Bruce Springsteen is back with the E Street Band, Tom Petty is back with the Heartbreakers - all is well with the world of rock'n'roll. This is Petty's first album with the Heartbreakers since 1991's Into The Great Wide Open, and it's exactly what you'd expect from the old prairie dogs. Solid, dust-raisin' rawk songs such as Free Girl Now, Won't Last Long and I Don't Wanna Fight are interspersed with introspective ballads such as Lonesome Sundown and No More, and rattlin' mid-tempo tunes such as Room At The Top and Swingin'. While Petty may have shown some nous in previous albums, Echo is a bit too straight down the line to yield any interesting singles, and the reliable rockiness feels just a little too safe and settled.
Tom Waits: Mule Variations (Anti/Epitaph)

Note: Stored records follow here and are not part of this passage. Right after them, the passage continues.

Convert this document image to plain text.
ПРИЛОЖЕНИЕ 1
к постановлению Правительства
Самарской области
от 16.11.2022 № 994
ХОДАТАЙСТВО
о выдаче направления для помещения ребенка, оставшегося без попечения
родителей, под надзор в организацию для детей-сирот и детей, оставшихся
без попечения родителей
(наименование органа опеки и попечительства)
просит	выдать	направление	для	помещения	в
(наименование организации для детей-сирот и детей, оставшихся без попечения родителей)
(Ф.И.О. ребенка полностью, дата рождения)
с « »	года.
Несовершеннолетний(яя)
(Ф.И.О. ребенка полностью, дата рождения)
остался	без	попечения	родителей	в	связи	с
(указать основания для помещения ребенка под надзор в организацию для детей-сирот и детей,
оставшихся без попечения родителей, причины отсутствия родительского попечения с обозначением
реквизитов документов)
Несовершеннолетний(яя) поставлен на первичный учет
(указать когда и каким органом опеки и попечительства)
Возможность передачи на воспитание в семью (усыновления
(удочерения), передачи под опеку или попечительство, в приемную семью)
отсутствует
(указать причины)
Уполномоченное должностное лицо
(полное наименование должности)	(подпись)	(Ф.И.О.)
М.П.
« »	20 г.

Like 12-year-old whiskey, the music of Tom Waits is an acquired taste, but with 16 tracks and 70 minutes of music on offer here, you may as well pour yourself a stiff one and get ready for a long, dark night of the soul. Lugubrious blues songs such as Lowside Of The Road, Get Behind The Mule and Chocolate Jesus see Waits pull out some vintage-sounding vignettes, while the dirty blues of Big In Japan and Eyeball Kid use clanking, chain-gang sounds to create a grainy 8mm view of Americana. In contrasting colour are Waits's warm, throaty love songs, of which House Where Nobody Lives and Picture In A Frame are two well-defined examples. Waits is a towering, ragged-trousered figure in American rock, and this album sees the old scarecrow still outstanding in his own field.
By Kevin Courtney
The Roots: Things Fall Apart
Three albums in, and the Roots continue to impress like few hip-hop crews can. Admired most for their legendary live shows, Things Fall Apart highlights a crew which can cut and paste fat jams with insightful rhymes about the state of modern America and the modern Afro-American. The sound may be funky and unique, but you're drawn more and more to the rapper Black Thought's verbals on the state of the union. While Without A Doubt is cheery and brimming with life, You Got Me, with guest diva Erykah Badu soaring high, is about the twists and turns of an imperfect romance and The Return To Innocence Lost focuses on black-on-black violence. A powerful, engaging collection.